Pilots, for instance, though they did breakdown, did so less frequently and normally less severely than the men who manned the observation balloons.
They, floating helplessly above the battlefields, unable either to avoid attack or defend themselves against it, showed the highest incident of breakdown of any service, including infantry officers suffering the horror of trench warfare and No Man’s Land.
This reinforced Rivers’ view that it was the prolonged strain of immobility and helplessness that did the damage; and not the sudden shocks or bizarre horrors that the patients themselves were liable to point to as explanation for their condition.
It was the sustained helplessness and powerlessness that was so damaging.

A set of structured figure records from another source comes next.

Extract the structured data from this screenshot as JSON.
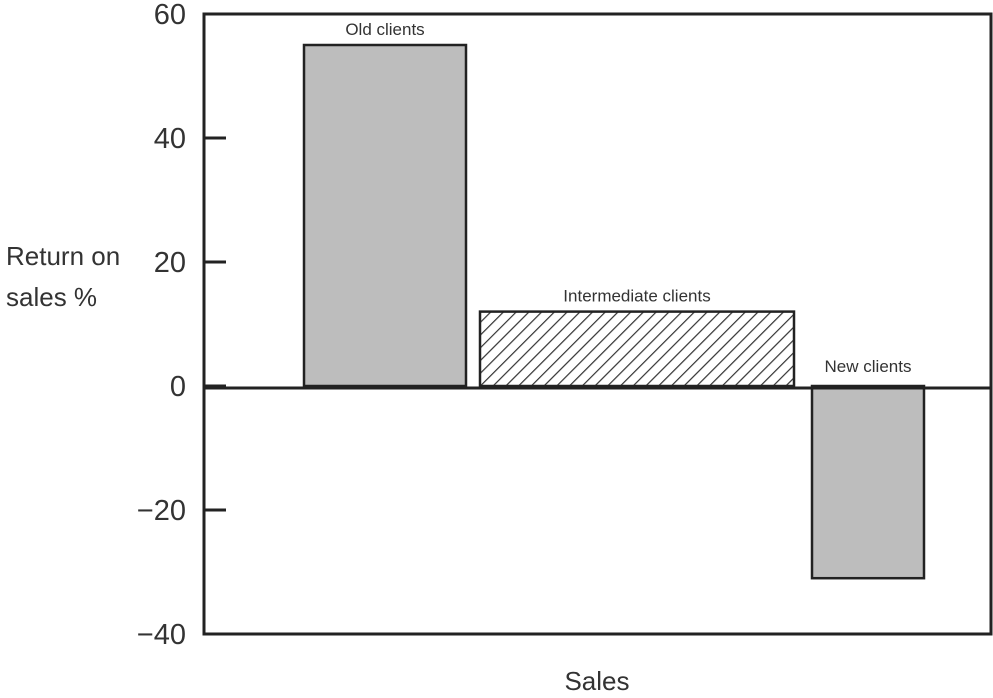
{
  "chart_data": {
    "type": "bar",
    "categories": [
      "Old clients",
      "Intermediate clients",
      "New clients"
    ],
    "values": [
      55,
      12,
      -31
    ],
    "bar_styles": [
      "solid-grey",
      "hatched",
      "solid-grey"
    ],
    "title": "",
    "xlabel": "Sales",
    "ylabel": "Return on sales %",
    "ylabel_lines": [
      "Return on",
      "sales %"
    ],
    "ylim": [
      -40,
      60
    ],
    "yticks": [
      60,
      40,
      20,
      0,
      -20,
      -40
    ],
    "ytick_labels": [
      "60",
      "40",
      "20",
      "0",
      "−20",
      "−40"
    ],
    "grid": false,
    "legend": "none",
    "colors": {
      "bar_fill": "#bdbdbd",
      "hatch": "#333333",
      "axis": "#222222"
    }
  }
}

For Rivers, this helped to explain the greater number of anxiety neuroses among women in peacetime, since their relatively more confined lives, with less power, gave fewer opportunities for reacting to stress in active and constructive ways.
And a century later, helpful truths linger here.
As with the men in the observation balloons; as with the many socially and professionally trapped women of the time, it is when we are feeling trapped by circumstances and powerless in the face of them that stress quietly does us the most damage.
In such situations, we best listen to the voice inside and seek active and constructive ways to proceed from this place.
We need to find some agency in this situation, however tentative; and start on a path of response.
Immobility and helplessness is the worst of solutions.